Let's be honest, we've all got those talents that are about as practical as a chocolate teapot. Here's my personal hall of shame:

  1. Identifying the exact brand of potato chip by sound alone. Years of dedicated crunch analysis have led me to this pinnacle of pointlessness. I can tell you if you're munching on a Lay's, a Ruffles, or some off-brand garbage from three rooms away. It's a goddamn superpower, I tell you.

  2. Perfectly mimicking the dial-up internet connection sound. This nostalgic nightmare is etched into my brain. I can recreate that screeching, whirring symphony of technological struggle with unnerving accuracy. It's a real party starter, let me tell you. NOT.

  3. Knowing the entire opening theme song to at least five incredibly obscure 90s cartoons. My brain apparently decided to dedicate valuable storage space to this crucial information. Ask me anything about global politics, and I'll stare blankly. Ask me about the theme song to "Eek! The Cat," and I'll nail every goddamn lyric.

  4. Folding a fitted sheet into a vaguely rectangular shape that still looks like it's been wrestled by a badger. I've watched countless tutorials. I've tried all the fancy techniques. In the end, it always looks like a lumpy, fabric-based eldritch horror. Fuck it, it's folded-ish.

  5. Being able to perfectly stack empty soda cans into precarious towers that will inevitably topple over at the slightest breeze. It's a testament to my incredible focus and fine motor skills... when applied to absolute goddamn nonsense. The satisfying clink is the only reward for this monumental waste of time.

  6. Recalling the exact order of songs on at least three forgotten mix CDs from the early 2000s. My brain is a goddamn vault for this utterly irrelevant data.
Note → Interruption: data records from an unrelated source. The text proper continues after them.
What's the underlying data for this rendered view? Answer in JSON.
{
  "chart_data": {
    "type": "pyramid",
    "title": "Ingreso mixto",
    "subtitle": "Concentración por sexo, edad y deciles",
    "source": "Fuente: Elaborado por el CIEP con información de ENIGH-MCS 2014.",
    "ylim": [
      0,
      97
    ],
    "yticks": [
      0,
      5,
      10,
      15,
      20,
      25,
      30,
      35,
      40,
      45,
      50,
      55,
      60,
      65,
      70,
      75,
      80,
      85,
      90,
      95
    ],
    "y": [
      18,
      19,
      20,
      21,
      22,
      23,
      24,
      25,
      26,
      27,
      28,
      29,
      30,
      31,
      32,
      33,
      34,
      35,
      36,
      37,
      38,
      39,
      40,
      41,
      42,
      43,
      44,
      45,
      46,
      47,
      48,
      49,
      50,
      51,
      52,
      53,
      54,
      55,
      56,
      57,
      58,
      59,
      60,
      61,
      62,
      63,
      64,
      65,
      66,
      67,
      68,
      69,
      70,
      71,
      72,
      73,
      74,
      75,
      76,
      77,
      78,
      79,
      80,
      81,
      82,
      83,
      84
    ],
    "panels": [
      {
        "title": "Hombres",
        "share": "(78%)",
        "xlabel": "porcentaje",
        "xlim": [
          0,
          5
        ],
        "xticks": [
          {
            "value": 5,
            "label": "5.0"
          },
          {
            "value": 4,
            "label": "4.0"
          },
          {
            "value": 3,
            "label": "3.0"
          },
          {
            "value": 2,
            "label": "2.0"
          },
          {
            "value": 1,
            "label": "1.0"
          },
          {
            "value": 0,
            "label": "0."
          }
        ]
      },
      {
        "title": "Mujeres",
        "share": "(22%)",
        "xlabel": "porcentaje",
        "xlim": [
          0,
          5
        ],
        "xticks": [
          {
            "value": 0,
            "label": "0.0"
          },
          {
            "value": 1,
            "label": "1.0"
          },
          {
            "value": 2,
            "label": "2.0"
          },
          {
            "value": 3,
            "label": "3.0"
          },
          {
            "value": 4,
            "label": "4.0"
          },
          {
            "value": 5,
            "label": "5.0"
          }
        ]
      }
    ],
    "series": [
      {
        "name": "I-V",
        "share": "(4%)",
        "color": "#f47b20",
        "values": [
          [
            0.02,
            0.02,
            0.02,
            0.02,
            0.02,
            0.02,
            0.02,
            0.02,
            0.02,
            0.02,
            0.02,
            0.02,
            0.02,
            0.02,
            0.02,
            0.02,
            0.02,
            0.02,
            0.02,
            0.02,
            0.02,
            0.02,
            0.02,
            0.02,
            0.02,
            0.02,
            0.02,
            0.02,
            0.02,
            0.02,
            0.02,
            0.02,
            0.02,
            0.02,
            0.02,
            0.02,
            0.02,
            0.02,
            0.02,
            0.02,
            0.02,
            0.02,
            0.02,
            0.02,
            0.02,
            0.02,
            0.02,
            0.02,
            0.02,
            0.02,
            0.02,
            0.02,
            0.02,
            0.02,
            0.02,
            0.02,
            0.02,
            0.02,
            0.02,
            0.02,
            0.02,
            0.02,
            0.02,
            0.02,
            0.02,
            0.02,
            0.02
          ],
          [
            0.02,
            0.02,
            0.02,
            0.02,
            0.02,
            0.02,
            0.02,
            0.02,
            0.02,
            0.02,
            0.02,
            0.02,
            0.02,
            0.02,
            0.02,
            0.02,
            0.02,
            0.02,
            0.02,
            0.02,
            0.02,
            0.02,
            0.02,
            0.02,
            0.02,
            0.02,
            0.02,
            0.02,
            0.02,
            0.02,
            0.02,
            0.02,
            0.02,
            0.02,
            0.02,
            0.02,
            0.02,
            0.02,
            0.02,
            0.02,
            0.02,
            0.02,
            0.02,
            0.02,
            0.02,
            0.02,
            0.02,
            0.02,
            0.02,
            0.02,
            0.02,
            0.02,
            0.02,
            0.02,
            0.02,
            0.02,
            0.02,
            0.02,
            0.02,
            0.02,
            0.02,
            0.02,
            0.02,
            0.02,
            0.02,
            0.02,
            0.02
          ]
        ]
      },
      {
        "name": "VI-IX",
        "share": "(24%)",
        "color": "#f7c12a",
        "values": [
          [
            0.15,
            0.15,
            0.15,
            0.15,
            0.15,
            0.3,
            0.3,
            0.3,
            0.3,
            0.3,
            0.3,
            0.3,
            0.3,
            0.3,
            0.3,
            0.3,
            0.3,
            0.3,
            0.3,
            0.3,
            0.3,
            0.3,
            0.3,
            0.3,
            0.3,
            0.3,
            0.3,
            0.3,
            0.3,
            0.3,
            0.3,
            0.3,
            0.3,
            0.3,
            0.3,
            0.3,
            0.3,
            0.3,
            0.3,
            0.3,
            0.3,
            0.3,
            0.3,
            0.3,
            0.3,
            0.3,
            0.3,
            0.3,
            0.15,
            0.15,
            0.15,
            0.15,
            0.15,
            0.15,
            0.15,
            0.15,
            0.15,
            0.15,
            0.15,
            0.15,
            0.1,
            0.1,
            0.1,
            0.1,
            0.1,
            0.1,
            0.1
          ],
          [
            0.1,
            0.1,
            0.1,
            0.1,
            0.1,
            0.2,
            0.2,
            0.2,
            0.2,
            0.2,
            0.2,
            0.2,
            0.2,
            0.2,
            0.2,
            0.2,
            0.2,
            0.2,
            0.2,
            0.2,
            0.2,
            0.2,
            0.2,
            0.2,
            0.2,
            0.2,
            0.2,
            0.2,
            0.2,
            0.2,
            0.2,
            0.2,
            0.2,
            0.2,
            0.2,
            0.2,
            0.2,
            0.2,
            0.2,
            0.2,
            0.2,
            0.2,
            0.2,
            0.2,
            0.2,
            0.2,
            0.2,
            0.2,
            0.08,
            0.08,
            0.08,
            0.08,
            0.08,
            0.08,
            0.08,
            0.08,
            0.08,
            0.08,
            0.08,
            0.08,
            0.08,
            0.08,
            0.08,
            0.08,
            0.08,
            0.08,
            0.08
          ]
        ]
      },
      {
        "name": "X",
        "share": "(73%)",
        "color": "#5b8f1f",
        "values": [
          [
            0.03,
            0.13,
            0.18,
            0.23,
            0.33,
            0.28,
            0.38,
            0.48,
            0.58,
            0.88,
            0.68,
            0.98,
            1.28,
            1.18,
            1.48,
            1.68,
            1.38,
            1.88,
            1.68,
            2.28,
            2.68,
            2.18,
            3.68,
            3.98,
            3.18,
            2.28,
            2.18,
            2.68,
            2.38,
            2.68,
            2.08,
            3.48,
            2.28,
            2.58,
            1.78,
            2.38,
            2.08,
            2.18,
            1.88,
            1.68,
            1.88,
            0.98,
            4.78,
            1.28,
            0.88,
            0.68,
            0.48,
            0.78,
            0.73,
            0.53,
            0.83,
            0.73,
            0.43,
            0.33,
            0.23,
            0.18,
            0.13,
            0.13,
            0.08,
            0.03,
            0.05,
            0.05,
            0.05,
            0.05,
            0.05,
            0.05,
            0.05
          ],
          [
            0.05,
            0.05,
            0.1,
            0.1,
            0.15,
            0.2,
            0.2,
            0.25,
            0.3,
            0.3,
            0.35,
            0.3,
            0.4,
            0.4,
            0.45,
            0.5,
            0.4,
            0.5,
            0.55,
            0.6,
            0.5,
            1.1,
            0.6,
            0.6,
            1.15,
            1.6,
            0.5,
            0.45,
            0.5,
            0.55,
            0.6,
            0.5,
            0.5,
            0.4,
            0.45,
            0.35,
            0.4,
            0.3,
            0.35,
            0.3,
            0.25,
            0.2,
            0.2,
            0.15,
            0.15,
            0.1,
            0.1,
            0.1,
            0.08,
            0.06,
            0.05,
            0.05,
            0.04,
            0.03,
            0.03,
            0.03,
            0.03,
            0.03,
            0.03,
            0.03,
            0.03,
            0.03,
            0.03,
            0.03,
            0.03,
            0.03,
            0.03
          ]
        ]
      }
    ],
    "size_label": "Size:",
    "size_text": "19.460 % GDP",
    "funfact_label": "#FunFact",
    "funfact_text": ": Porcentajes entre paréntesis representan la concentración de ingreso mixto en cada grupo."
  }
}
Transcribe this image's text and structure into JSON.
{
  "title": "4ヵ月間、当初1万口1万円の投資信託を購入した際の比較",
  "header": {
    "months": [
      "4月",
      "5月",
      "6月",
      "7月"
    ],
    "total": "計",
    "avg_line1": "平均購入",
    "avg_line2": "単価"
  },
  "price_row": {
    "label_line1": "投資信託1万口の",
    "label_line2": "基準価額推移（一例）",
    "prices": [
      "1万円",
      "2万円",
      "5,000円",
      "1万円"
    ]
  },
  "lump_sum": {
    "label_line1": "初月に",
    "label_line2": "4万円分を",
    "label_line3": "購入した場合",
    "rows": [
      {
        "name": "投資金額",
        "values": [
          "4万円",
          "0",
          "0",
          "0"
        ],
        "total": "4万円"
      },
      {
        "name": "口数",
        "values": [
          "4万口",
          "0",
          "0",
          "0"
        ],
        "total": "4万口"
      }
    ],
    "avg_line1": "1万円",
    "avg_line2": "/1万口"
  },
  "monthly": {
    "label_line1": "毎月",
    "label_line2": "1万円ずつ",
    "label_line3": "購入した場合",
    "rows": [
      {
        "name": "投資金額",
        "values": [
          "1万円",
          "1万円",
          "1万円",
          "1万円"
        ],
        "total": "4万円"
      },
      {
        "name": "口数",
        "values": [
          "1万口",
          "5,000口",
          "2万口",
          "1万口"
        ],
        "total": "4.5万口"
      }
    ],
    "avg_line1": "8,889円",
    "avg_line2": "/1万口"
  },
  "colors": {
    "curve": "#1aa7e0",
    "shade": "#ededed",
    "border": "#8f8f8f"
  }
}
I can't remember what I had for breakfast, but I can tell you track seven on "Summer Jams '03" was some awful euro-pop abomination.

  7. Mastering the art of opening those infuriating plastic clamshell packages without stabbing myself or launching the contents across the room. It's a battle of wills every damn time, but I've developed a surprisingly effective, albeit slightly violent, technique. Victory tastes like slightly bloodied plastic.

  8. Knowing way too much useless trivia about Nicolas Cage movies. My brain is a goddamn sponge for Cage-related absurdity. Ask me about method acting or the socio-political climate of the 80s, and I'm useless. Ask me about the plot of "Vampire's Kiss," and I can give you a goddamn dissertation.

  9. Being able to make a surprisingly realistic pigeon cooing sound. Years of observation and dedicated practice have honed this bizarre skill. It's occasionally useful for confusing pigeons, which, let's be honest, isn't saying much. What a fucking talent.

  10. Perfectly estimating how much time I can procrastinate before I absolutely HAVE to start doing something important. This is a dangerous and highly refined skill that I've honed over years of irresponsible behavior. It's a delicate dance with deadlines, and I'm a goddamn pro at almost missing them.